May 2019 Temperature Outlook: Cool in Central U.S. and Northeast
Apr 30, 2019 07:41AM
● By Editor
By Linda Lam of weather.com - April 28, 2019
Cool conditions are expected in the north-central U.S. and parts of the Northeast in May, while the Southeast and West will continue the trend of warmer-than-average temperatures.
Areas that may see temperatures the most above average include much of the Florida Peninsula, as well as far southwestern Washington, western Oregon and northwestern California, according to an outlook released Monday by The Weather Company, an IBM Business.
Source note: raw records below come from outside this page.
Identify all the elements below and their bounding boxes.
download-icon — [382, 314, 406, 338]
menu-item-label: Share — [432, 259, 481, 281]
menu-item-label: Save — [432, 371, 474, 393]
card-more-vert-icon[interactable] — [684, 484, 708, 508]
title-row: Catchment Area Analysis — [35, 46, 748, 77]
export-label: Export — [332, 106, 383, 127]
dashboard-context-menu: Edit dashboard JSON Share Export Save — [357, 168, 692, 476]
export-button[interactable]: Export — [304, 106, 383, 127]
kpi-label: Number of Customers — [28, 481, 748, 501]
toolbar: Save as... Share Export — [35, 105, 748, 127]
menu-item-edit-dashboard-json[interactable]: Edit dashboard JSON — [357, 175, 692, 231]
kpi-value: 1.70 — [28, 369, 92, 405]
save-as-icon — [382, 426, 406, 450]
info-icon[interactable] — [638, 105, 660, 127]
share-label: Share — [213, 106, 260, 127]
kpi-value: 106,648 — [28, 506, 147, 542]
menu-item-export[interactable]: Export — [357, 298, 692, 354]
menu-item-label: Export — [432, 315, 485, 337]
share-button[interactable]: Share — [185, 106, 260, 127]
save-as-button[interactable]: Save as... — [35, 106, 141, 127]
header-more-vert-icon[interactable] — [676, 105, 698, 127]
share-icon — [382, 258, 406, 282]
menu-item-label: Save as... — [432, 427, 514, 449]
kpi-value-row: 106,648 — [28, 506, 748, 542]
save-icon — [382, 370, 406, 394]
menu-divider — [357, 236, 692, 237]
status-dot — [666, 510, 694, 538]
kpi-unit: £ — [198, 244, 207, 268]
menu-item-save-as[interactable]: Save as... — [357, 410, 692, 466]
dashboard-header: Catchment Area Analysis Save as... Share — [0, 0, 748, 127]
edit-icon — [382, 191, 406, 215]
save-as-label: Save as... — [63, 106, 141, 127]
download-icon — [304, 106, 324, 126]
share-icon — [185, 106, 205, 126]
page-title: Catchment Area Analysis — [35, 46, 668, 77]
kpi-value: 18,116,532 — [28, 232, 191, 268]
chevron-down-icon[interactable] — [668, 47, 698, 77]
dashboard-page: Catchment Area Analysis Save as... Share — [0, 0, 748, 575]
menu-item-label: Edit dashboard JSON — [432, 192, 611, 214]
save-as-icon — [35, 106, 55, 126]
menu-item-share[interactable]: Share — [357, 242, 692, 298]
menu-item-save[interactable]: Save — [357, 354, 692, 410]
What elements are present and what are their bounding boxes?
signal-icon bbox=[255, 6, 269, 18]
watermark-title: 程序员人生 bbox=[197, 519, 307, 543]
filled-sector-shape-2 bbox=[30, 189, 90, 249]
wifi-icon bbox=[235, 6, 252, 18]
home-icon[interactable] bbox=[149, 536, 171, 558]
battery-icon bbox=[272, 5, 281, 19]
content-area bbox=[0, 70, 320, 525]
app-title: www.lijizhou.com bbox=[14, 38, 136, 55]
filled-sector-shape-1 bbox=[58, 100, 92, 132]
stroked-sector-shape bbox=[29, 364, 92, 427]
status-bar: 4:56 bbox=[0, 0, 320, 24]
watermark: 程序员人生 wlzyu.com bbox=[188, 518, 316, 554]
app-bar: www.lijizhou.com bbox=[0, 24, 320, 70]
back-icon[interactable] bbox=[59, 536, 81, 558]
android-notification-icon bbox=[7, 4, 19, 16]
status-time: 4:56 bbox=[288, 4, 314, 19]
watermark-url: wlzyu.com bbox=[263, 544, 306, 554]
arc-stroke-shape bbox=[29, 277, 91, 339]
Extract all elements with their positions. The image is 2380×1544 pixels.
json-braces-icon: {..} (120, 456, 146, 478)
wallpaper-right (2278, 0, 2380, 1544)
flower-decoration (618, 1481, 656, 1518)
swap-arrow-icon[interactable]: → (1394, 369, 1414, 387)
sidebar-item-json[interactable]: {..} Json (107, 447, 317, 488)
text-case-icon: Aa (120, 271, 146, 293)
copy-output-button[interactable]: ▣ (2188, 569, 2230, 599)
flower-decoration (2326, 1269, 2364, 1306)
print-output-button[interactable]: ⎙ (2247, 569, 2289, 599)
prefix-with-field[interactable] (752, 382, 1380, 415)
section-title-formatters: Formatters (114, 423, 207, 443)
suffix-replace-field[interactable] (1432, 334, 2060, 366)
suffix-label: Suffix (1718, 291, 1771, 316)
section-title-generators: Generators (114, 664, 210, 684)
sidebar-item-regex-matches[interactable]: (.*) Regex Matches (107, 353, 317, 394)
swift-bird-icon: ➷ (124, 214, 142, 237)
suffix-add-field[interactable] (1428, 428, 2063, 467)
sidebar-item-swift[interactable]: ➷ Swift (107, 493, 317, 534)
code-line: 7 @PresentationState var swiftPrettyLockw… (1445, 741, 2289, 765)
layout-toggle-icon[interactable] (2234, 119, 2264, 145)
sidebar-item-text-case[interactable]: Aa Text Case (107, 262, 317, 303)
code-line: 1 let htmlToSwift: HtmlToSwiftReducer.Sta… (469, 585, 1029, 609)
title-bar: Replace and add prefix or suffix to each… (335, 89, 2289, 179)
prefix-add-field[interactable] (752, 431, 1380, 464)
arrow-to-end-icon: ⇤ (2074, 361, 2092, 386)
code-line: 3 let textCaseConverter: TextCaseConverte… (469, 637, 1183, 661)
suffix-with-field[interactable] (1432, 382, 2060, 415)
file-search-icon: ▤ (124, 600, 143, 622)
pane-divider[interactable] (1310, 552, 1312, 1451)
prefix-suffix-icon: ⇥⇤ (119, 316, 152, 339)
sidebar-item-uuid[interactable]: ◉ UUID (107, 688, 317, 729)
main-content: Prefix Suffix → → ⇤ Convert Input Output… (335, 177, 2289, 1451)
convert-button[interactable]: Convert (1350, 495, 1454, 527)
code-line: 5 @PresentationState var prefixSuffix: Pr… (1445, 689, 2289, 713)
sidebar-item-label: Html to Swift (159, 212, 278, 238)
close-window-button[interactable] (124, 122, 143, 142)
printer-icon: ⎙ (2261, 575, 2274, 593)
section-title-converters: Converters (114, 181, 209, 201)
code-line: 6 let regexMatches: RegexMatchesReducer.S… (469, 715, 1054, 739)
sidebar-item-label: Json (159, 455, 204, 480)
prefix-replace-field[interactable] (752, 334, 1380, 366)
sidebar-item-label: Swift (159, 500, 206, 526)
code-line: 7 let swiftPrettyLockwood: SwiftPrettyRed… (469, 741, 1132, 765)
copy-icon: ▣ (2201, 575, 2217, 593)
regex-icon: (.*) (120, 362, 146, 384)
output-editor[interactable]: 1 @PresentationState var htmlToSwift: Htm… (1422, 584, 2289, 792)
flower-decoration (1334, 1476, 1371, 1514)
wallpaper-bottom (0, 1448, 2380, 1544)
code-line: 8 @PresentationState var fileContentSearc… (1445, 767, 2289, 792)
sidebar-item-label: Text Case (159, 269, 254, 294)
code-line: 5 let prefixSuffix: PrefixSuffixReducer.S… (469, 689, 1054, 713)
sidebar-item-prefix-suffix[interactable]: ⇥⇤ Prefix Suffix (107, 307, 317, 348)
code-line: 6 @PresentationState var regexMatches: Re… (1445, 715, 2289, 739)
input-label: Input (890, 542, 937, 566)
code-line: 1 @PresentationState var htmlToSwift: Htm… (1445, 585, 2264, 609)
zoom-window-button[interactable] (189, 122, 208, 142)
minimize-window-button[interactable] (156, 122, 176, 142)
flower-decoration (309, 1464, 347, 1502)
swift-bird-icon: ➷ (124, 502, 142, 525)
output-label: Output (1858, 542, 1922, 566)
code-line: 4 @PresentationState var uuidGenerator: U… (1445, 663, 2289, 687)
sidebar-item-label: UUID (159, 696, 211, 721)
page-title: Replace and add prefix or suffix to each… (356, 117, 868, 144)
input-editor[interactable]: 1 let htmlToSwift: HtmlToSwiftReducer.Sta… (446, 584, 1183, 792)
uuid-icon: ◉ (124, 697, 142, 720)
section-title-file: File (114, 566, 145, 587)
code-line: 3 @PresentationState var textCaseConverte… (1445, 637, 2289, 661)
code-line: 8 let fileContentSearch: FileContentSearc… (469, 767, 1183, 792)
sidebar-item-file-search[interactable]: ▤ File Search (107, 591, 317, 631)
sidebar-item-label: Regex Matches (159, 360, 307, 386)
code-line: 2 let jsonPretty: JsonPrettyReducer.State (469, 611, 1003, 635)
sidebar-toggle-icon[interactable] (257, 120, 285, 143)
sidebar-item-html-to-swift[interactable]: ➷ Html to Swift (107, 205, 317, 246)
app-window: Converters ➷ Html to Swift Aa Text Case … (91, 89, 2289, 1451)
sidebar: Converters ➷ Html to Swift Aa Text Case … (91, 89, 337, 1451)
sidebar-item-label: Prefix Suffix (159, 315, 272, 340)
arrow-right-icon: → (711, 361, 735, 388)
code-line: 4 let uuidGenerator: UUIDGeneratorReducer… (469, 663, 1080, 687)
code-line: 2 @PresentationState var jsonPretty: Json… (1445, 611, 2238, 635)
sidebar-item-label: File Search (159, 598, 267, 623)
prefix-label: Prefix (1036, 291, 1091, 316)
The Southeast will also generally see above-average conditions, with areas into parts of the mid-Atlantic and Ohio Valley likely to see near-average or slightly above-average temperatures.
Below-average temperatures, however, are anticipated from parts of the northern Plains into the northern Great Lakes and northern New England. The central U.S. and the Northeast is expected to experience near or slightly-below-average temperatures.
In April, the central U.S. has seen periods of below-average temperatures, and this trend may continue into May.
"We've made further cooler changes to the May forecast across the northern Plains into the Northeast U.S. given reasonably strong agreement between the medium-range models and the various statistical and climate model forecasts for May," said Dr. Todd Crawford, chief meteorologist at The Weather Company.
The medium-range models show an upper-level pattern that will be favorable for chilly conditions across much of the northern tier of the U.S. through at least early May.
Crawford also noted that there are indications that a more sustained flow of colder air will be found in the northern U.S. in May compared to April.
Keep in mind, this is the overall average trend for the month, and an individual cold front or an upper ridge of high pressure can lead to a period of colder or warmer weather, respectively.
May's Average Temperatures
Temperatures average in the 80s across the South in May, which suggests above-average temperatures in the Southeast could be very warm. However, those in the southern Plains, where slightly cooler-than-average temperatures are possible, might get a break from the heat.
Average highs across the northern tier are in the 60s in May, so there could be a cool feel to the month in areas where below-average temperatures emerge.
Morning lows can still be chilly in May, especially in parts of the higher elevations of the West, as well as from northeastern Minnesota into far northern New England, where lows average in the 30s.
Colder-than-average temperatures from the upper Midwest to northern New England could lead to more of a winter or early-spring feel at times. However, above-average temperatures in the West may result in a mild start to the day.
Average lows are in the 50s and 60s across the South, and warmer-than-average conditions there would make it feel more like summer than late spring.